Referat über Arbeit der Parteikontrollkommissionen der SED bei der Durchführung von Parteiverfahren
Signatur: BStU, MfS, SED-Kreisleitung, Nr. 4575, Bl. 496-552
Gegen das Verbot der sowjetischen Monatszeitschrift Sputnik gab es auch aus den Reihen des MfS Widerspruch. Der stellvertretende Vorsitzende der zentralen SED-Parteikontrollkommission, Werner Müller, versuchte mit einer Rede die Parteidisziplin im Ministerium zu festigen.
Fast alle Mitarbeiter des Ministeriums für Staatssicherheit (MfS) waren auch Mitglieder der Staatspartei SED. Die Parteiführung ging aber Ende der 1980er Jahre immer mehr auf Distanz zur sowjetischen "Bruderpartei" und deren Reformkurs.
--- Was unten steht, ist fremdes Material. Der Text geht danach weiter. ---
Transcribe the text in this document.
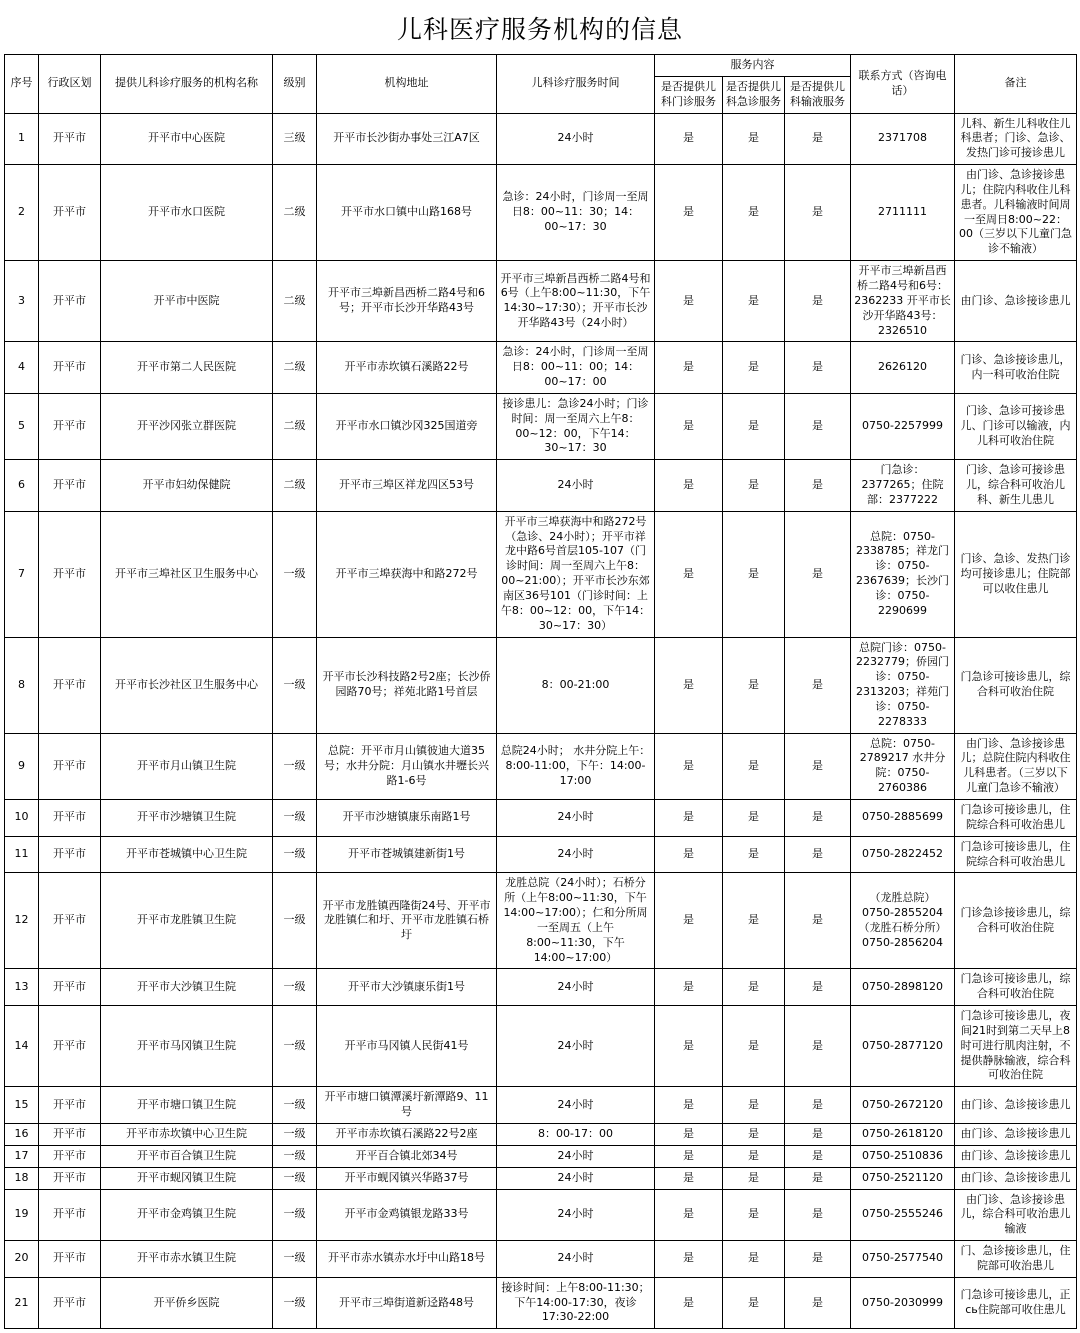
儿科医疗服务机构的信息
序号	行政区划	提供儿科诊疗服务的机构名称	级别	机构地址	儿科诊疗服务时间	服务内容			联系方式（咨询电话）	备注
						是否提供儿科门诊服务	是否提供儿科急诊服务	是否提供儿科输液服务		
1	开平市	开平市中心医院	三级	开平市长沙街办事处三江A7区	24小时	是	是	是	2371708	儿科、新生儿科收住儿科患者；门诊、急诊、发热门诊可接诊患儿
2	开平市	开平市水口医院	二级	开平市水口镇中山路168号	急诊：24小时，门诊周一至周日8：00~11：30；14：00~17：30	是	是	是	2711111	由门诊、急诊接诊患儿；住院内科收住儿科患者。儿科输液时间周一至周日8:00~22：00（三岁以下儿童门急诊不输液）
3	开平市	开平市中医院	二级	开平市三埠新昌西桥二路4号和6号；开平市长沙开华路43号	开平市三埠新昌西桥二路4号和6号（上午8:00~11:30，下午14:30~17:30）；开平市长沙开华路43号（24小时）	是	是	是	开平市三埠新昌西桥二路4号和6号：2362233 开平市长沙开华路43号：2326510	由门诊、急诊接诊患儿
4	开平市	开平市第二人民医院	二级	开平市赤坎镇石溪路22号	急诊：24小时，门诊周一至周日8：00~11：00；14：00~17：00	是	是	是	2626120	门诊、急诊接诊患儿，内一科可收治住院
5	开平市	开平沙冈张立群医院	二级	开平市水口镇沙冈325国道旁	接诊患儿：急诊24小时；门诊时间：周一至周六上午8：00~12：00，下午14：30~17：30	是	是	是	0750-2257999	门诊、急诊可接诊患儿、门诊可以输液，内儿科可收治住院
6	开平市	开平市妇幼保健院	二级	开平市三埠区祥龙四区53号	24小时	是	是	是	门急诊：2377265；住院部：2377222	门诊、急诊可接诊患儿，综合科可收治儿科、新生儿患儿
7	开平市	开平市三埠社区卫生服务中心	一级	开平市三埠获海中和路272号	开平市三埠获海中和路272号（急诊、24小时）；开平市祥龙中路6号首层105-107（门诊时间：周一至周六上午8：00~21:00）；开平市长沙东郊南区36号101（门诊时间：上午8：00~12：00，下午14：30~17：30）	是	是	是	总院：0750-2338785；祥龙门诊：0750-2367639；长沙门诊：0750-2290699	门诊、急诊、发热门诊均可接诊患儿；住院部可以收住患儿
8	开平市	开平市长沙社区卫生服务中心	一级	开平市长沙科技路2号2座；长沙侨园路70号；祥苑北路1号首层	8：00-21:00	是	是	是	总院门诊：0750-2232779；侨园门诊：0750-2313203；祥苑门诊：0750-2278333	门急诊可接诊患儿，综合科可收治住院
9	开平市	开平市月山镇卫生院	一级	总院：开平市月山镇彼迪大道35号；水井分院：月山镇水井壢长兴路1-6号	总院24小时； 水井分院上午：8:00-11:00，下午：14:00-17:00	是	是	是	总院：0750-2789217 水井分院：0750-2760386	由门诊、急诊接诊患儿；总院住院内科收住儿科患者。（三岁以下儿童门急诊不输液）
10	开平市	开平市沙塘镇卫生院	一级	开平市沙塘镇康乐南路1号	24小时	是	是	是	0750-2885699	门急诊可接诊患儿，住院综合科可收治患儿
11	开平市	开平市苍城镇中心卫生院	一级	开平市苍城镇建新街1号	24小时	是	是	是	0750-2822452	门急诊可接诊患儿，住院综合科可收治患儿
12	开平市	开平市龙胜镇卫生院	一级	开平市龙胜镇西隆街24号、开平市龙胜镇仁和圩、开平市龙胜镇石桥圩	龙胜总院（24小时）；石桥分所（上午8:00~11:30，下午14:00~17:00）；仁和分所周一至周五（上午8:00~11:30，下午14:00~17:00）	是	是	是	（龙胜总院）0750-2855204（龙胜石桥分所）0750-2856204	门诊急诊接诊患儿，综合科可收治住院
13	开平市	开平市大沙镇卫生院	一级	开平市大沙镇康乐街1号	24小时	是	是	是	0750-2898120	门急诊可接诊患儿，综合科可收治住院
14	开平市	开平市马冈镇卫生院	一级	开平市马冈镇人民街41号	24小时	是	是	是	0750-2877120	门急诊可接诊患儿，夜间21时到第二天早上8时可进行肌肉注射，不提供静脉输液，综合科可收治住院
15	开平市	开平市塘口镇卫生院	一级	开平市塘口镇潭溪圩新潭路9、11号	24小时	是	是	是	0750-2672120	由门诊、急诊接诊患儿
16	开平市	开平市赤坎镇中心卫生院	一级	开平市赤坎镇石溪路22号2座	8：00-17：00	是	是	是	0750-2618120	由门诊、急诊接诊患儿
17	开平市	开平市百合镇卫生院	一级	开平百合镇北郊34号	24小时	是	是	是	0750-2510836	由门诊、急诊接诊患儿
18	开平市	开平市蚬冈镇卫生院	一级	开平市蚬冈镇兴华路37号	24小时	是	是	是	0750-2521120	由门诊、急诊接诊患儿
19	开平市	开平市金鸡镇卫生院	一级	开平市金鸡镇银龙路33号	24小时	是	是	是	0750-2555246	由门诊、急诊接诊患儿，综合科可收治患儿输液
20	开平市	开平市赤水镇卫生院	一级	开平市赤水镇赤水圩中山路18号	24小时	是	是	是	0750-2577540	门、急诊接诊患儿，住院部可收治患儿
21	开平市	开平侨乡医院	一级	开平市三埠街道新迳路48号	接诊时间：上午8:00-11:30；下午14:00-17:30，夜诊17:30-22:00	是	是	是	0750-2030999	门急诊可接诊患儿，正сь住院部可收住患儿
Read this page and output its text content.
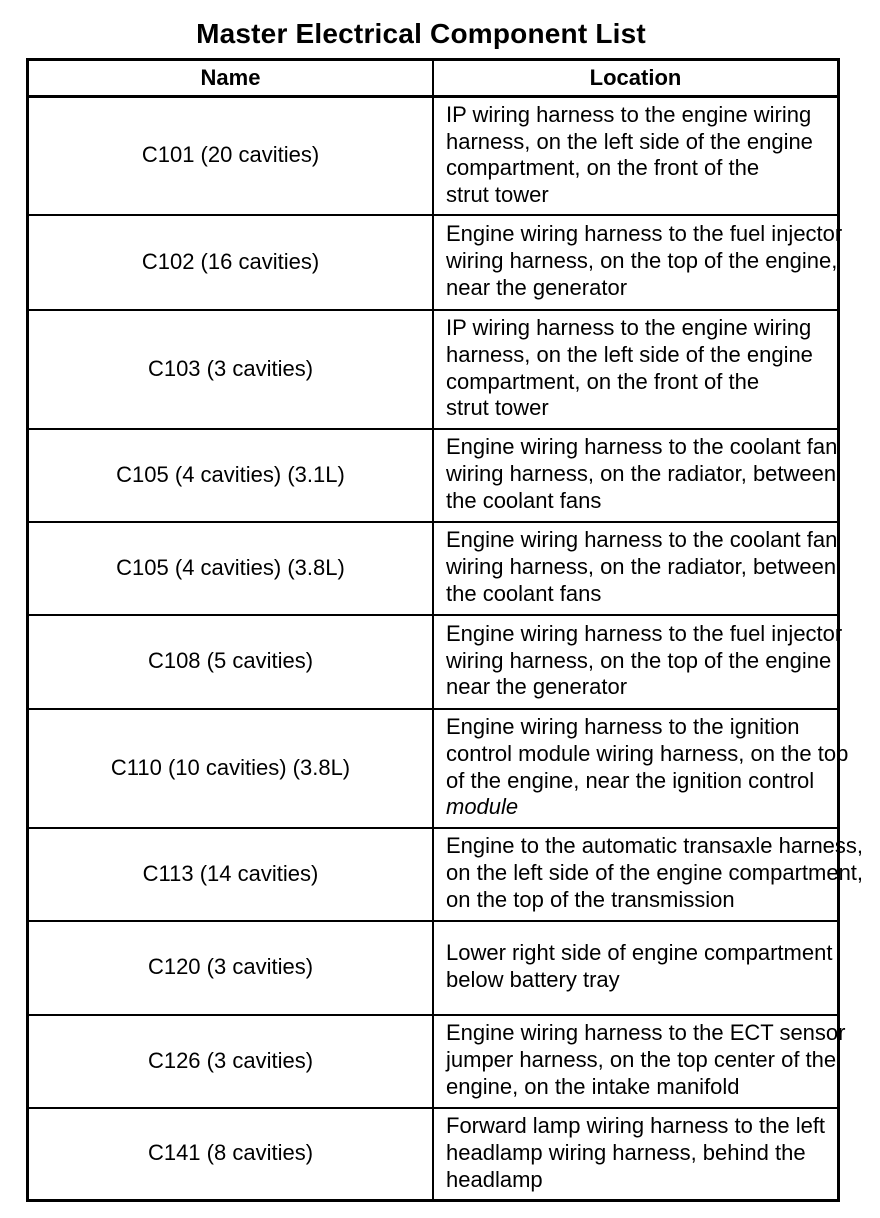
Master Electrical Component List
Name	Location
C101 (20 cavities)	IP wiring harness to the engine wiring
harness, on the left side of the engine
compartment, on the front of the
strut tower

C102 (16 cavities)	Engine wiring harness to the fuel injector
wiring harness, on the top of the engine,
near the generator

C103 (3 cavities)	IP wiring harness to the engine wiring
harness, on the left side of the engine
compartment, on the front of the
strut tower

C105 (4 cavities) (3.1L)	Engine wiring harness to the coolant fan
wiring harness, on the radiator, between
the coolant fans

C105 (4 cavities) (3.8L)	Engine wiring harness to the coolant fan
wiring harness, on the radiator, between
the coolant fans

C108 (5 cavities)	Engine wiring harness to the fuel injector
wiring harness, on the top of the engine
near the generator

C110 (10 cavities) (3.8L)	Engine wiring harness to the ignition
control module wiring harness, on the top
of the engine, near the ignition control
module

C113 (14 cavities)	Engine to the automatic transaxle harness,
on the left side of the engine compartment,
on the top of the transmission

C120 (3 cavities)	Lower right side of engine compartment
below battery tray

C126 (3 cavities)	Engine wiring harness to the ECT sensor
jumper harness, on the top center of the
engine, on the intake manifold

C141 (8 cavities)	Forward lamp wiring harness to the left
headlamp wiring harness, behind the
headlamp
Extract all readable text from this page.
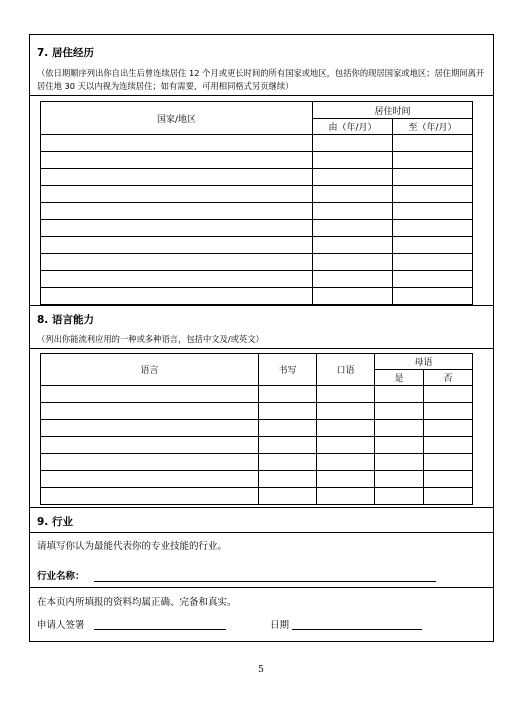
7. 居住经历
（依日期顺序列出你自出生后曾连续居住 12 个月或更长时间的所有国家或地区，包括你的现居国家或地区；居住期间离开居住地 30 天以内视为连续居住；如有需要，可用相同格式另页继续）
国家/地区	居住时间	
	由（年/月）	至（年/月）

8. 语言能力
（列出你能流利应用的一种或多种语言，包括中文及/或英文）
语言	书写	口语	母语	
			是	否

9. 行业
请填写你认为最能代表你的专业技能的行业。
行业名称：
在本页内所填报的资料均属正确、完备和真实。
申请人签署	日期
5
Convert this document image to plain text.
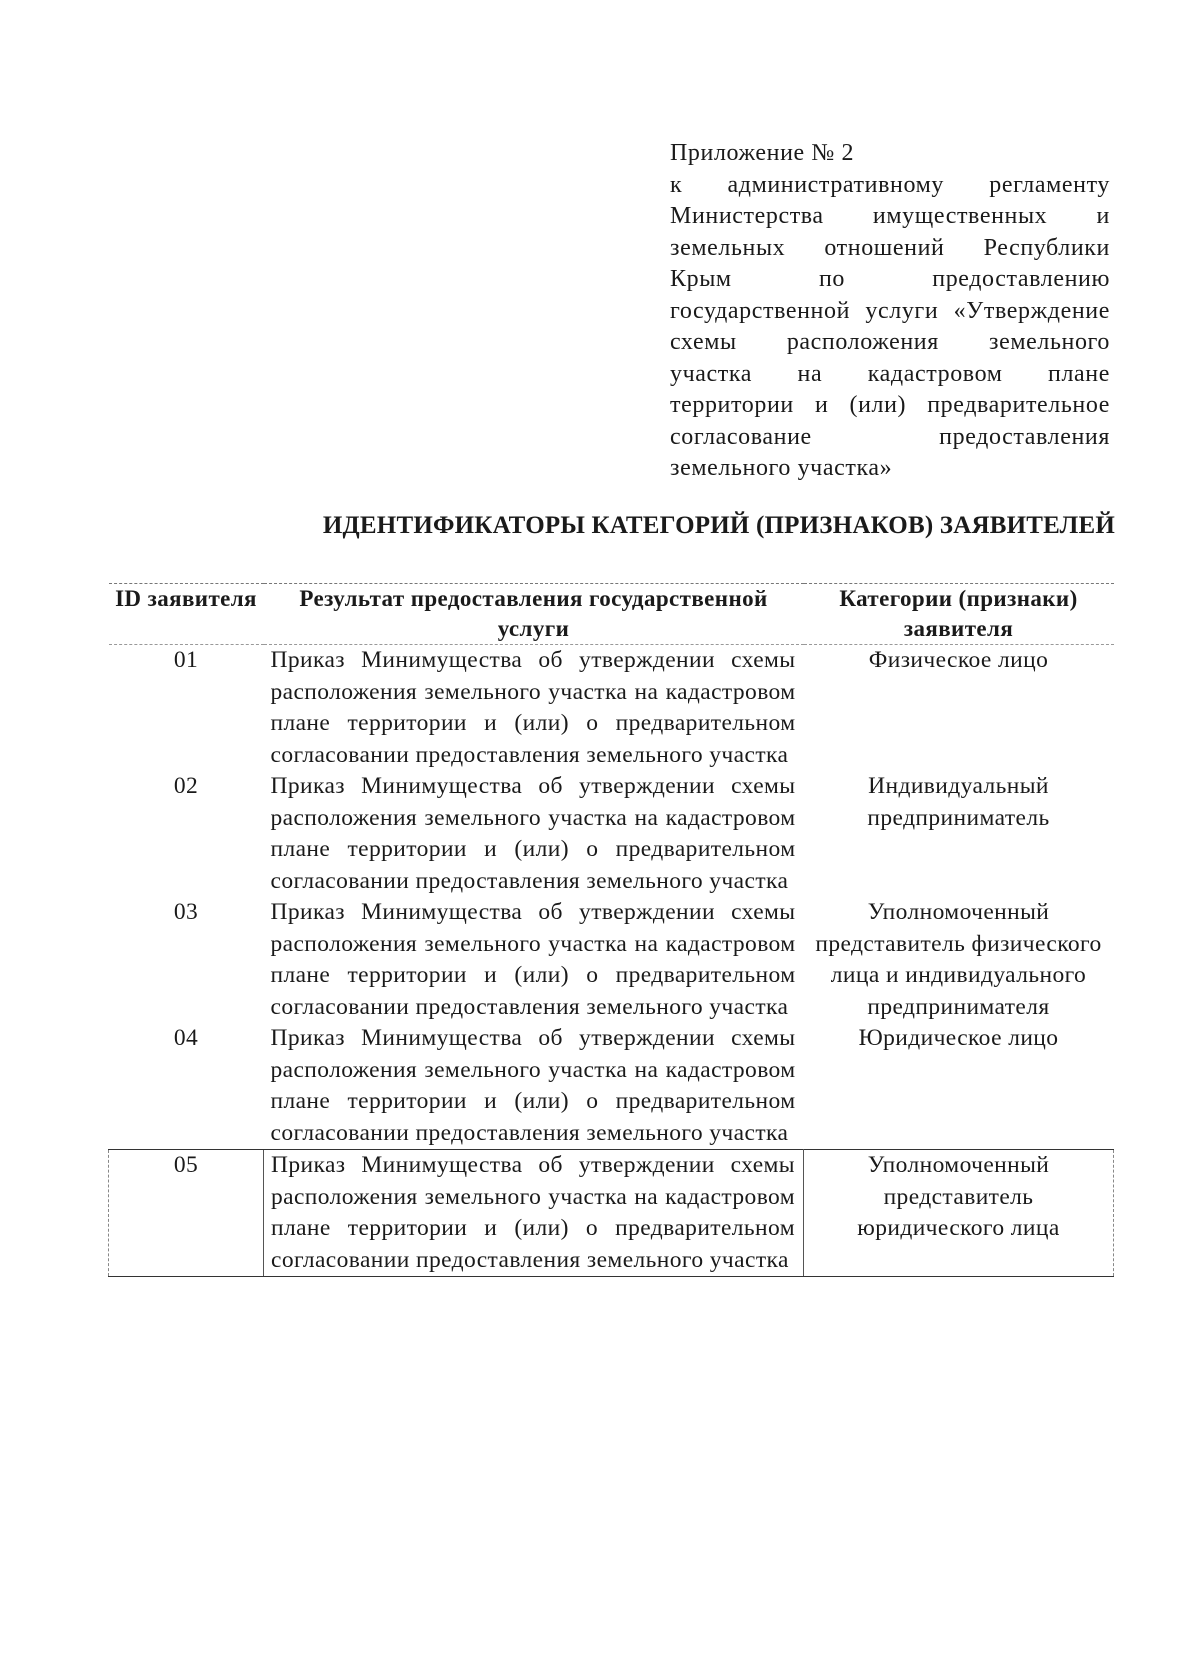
Приложение № 2
к административному регламенту Министерства имущественных и земельных отношений Республики Крым по предоставлению государственной услуги «Утверждение схемы расположения земельного участка на кадастровом плане территории и (или) предварительное согласование предоставления земельного участка»
ИДЕНТИФИКАТОРЫ КАТЕГОРИЙ (ПРИЗНАКОВ) ЗАЯВИТЕЛЕЙ
ID заявителя	Результат предоставления государственной услуги	Категории (признаки) заявителя
01	Приказ Минимущества об утверждении схемы расположения земельного участка на кадастровом плане территории и (или) о предварительном согласовании предоставления земельного участка	Физическое лицо
02	Приказ Минимущества об утверждении схемы расположения земельного участка на кадастровом плане территории и (или) о предварительном согласовании предоставления земельного участка	Индивидуальный предприниматель
03	Приказ Минимущества об утверждении схемы расположения земельного участка на кадастровом плане территории и (или) о предварительном согласовании предоставления земельного участка	Уполномоченный представитель физического лица и индивидуального предпринимателя
04	Приказ Минимущества об утверждении схемы расположения земельного участка на кадастровом плане территории и (или) о предварительном согласовании предоставления земельного участка	Юридическое лицо
05	Приказ Минимущества об утверждении схемы расположения земельного участка на кадастровом плане территории и (или) о предварительном согласовании предоставления земельного участка	Уполномоченный представитель юридического лица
Das schuf gerade für die Stasi-Offiziere eine höchst problematische Situation, weil sie ein besonders enges Verhältnis zu den sowjetischen "Freunden" pflegten, sich sogar - nach sowjetischem Vorbild - selbst als "Tschekisten" bezeichneten.
Gerade SED-Mitglieder waren jedoch über eine demonstrative Maßnahme der Parteiführung erbost: Als die November-Ausgabe der deutschsprachigen sowjetischen Zeitschrift "Sputnik" von 1988 den in der DDR-Geschichtsschreibung geleugneten Hitler-Stalin-Pakt thematisierte sowie die Stalin-hörige KPD der 1920er Jahre kritisierte, untersagten SED-Funktionäre am 18. November 1988 den weiteren Vertrieb der Zeitschrift in der DDR. Das Heft wurde eingezogen und eingestampft - mit der Begründung, die Zeitschrift enthalte "keinen Beitrag, der der Festigung der deutsch-sowjetischen Freundschaft dient, statt dessen verzerrende Beiträge zur Geschichte".
Dagegen gab es Hunderte von Protestschreiben, die aus allen Teilen der Republik beim SED-Zentralkomitee eintrafen, darunter sogar von einzelnen MfS-Offizieren. Um die Parteidisziplin im Ministerium zu festigen, fand Anfang Februar eine "Arbeitsberatung" mit den zuständigen SED-Funktionären statt, die alle zugleich hauptberufliche Stasi-Offiziere waren. Der stellvertretende Vorsitzende der zentralen SED-Parteikontrollkommission, Werner Müller, hielt dort eine geharnischte Rede.
Müller berichtet über die steigende Zahl von Parteiverfahren, die 1988 in der SED durchgeführt worden sind. Seine Hauptbotschaft aber war, dass diejenigen "aus der Partei zu entfernen" seien, "die glauben, die ganze SED oder einzelne Grundorganisationen reformieren zu können".
Metadaten
- Datum:
- 31.1.1989
- Überlieferungsform:
- Dokument
Wir haben bereits im Jahre 1988 wahrscheinlich stärker als früher - darauf orientiert, den Parteileitungen und Grundorganisationen aktive Hilfe zu gewähren, damit Schwachstellen, die es in Grundorganisationen beider Durchführung der Beschlüsse der Partei gibt, bekämpft werden. In der bekannten Information 245 "zum einheitlichen und geschlossenen Handeln der Mitglieder und Kandidaten der SED", die den Parteileitungen und Grundorganisationen übersandt wurde, sind die Anforderungen formuliert, die auch für die Zeit bis zum XII. Parteitag gelten.
Darin heißt es:
"Wer feindliche Ideologien oder Auffassungen vertritt, gehört nicht in die Partei. Die Mitgliedschaft in der Partei setzt die Bereitschaft voraus, die auf dem XI. Parteitag beschlossene Strategie und Taktik unserer Partei unter allen Bedingungen mit durchsetzen zu helfen. Wer der gegnerischen Hetze und Demagogie erliegt, von dem trennen wir uns. Er hat das Recht verwirkt, den Ehrennamen Kommunist zu tragen. Das gleiche gilt auch für Meckerer und ewige Nörgler."
Ja, Genossen, und auch diejenigen, die nach dem 7. Plenum und den prinzipiellen Darlegungen des Genossen Erich Honecker noch die Meinung vertreten, "wir müssen unsere Politik ändern", "wir müssen dem feindlichen Druck nachgeben", "man muß der Parteiführung Ratschläge geben und durch Vorschläge die bewährte Politik der Partei korrigieren", gehören nicht mehr in unsere Partei.